Miniaturisation and increased efficiency are opening up new fields of application for microsystems technology. In order to meet these trends also in high-precision applications such as process pressure measurement technology, the maximum operating temperature of pressure transducer cores must increase. This functional extension offers new design possibilities for system and measurement technology producers. The HotDru project is therefore concerned with the development of high-temperature pressure sensor systems suitable for series production with an operating temperature of up to 300°C.
The newly developed pressure sensor chips are realised in different versions, which are all based on the “Silicon on Insulator” (SOI) principle as a basic structure. Conventional LP-CVD and layer transfer techniques were used, but new proprietary solutions were also developed using special electrochemically assisted etching processes. With these technologies in combination with optimised assembly and manufacturing processes, such as 0-level packaging by silicon direct bonding, sensors with excellent performance could be developed. With these design variants, the sensors do not suffer from the strongly temperature-dependent leakage currents and mounting voltages that make the use of conventionally processed silicon pressure sensors impossible at high temperatures.
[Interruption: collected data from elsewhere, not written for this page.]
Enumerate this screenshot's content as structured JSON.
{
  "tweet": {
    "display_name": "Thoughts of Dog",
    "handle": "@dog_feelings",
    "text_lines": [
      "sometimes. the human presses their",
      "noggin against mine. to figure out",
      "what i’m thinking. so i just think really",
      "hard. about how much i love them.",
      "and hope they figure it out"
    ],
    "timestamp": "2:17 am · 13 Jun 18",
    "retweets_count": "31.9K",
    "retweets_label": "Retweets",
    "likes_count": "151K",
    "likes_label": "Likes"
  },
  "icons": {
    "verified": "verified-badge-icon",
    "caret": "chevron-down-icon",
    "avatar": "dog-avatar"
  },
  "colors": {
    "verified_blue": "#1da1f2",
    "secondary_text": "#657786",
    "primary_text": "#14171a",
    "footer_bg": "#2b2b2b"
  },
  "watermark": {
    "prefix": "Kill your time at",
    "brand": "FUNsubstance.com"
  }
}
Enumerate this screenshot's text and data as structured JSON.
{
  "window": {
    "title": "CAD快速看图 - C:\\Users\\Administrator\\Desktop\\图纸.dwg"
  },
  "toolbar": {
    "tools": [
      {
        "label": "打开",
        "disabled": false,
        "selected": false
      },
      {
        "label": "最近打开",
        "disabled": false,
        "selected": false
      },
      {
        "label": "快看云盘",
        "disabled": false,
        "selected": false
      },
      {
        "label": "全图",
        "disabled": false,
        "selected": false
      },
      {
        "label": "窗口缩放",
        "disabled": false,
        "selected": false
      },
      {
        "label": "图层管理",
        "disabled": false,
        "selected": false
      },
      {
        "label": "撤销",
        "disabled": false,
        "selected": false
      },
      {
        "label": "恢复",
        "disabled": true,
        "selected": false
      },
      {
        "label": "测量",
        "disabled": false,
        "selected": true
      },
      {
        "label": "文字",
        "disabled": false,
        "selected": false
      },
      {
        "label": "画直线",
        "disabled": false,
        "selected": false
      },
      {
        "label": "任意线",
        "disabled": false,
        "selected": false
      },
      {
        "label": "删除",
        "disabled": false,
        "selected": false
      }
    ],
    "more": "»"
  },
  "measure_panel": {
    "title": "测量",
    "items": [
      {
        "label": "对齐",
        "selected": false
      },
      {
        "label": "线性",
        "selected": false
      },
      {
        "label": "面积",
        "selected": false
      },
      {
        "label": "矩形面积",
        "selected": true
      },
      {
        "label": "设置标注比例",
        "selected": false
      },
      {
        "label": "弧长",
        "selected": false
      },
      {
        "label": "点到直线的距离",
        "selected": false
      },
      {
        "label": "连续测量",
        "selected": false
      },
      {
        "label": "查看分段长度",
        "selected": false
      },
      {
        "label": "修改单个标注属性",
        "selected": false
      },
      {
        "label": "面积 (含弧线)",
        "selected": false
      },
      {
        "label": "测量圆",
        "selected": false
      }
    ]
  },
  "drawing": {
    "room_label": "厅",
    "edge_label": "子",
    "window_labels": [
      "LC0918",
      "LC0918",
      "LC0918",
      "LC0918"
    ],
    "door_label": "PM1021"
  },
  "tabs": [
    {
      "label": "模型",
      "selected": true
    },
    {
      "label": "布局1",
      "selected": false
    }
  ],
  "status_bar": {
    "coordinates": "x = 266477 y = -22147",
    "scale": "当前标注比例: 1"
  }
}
Within the project, the entire chain from the idea to the finished microsystem was mapped. The development process included coupled device simulation and layout as well as process development, production, wafer measurement technology and the final component test. So far, all measurements have been carried out at temperatures of up to 135°C. The measurement technology for tests up to 300°C is currently being developed.
The data obtained so far show, for example, an almost temperature-independent bridge base detuning <0.2mV/V, a high
polarity stability, a characteristic curve deviation <0.1% full-scale at nominal pressure and ~2% at fivefold overload. The short-term stability over 24 hours at 135°C is close to the metrological resolution at less than 0.005% full-scale (see fig.).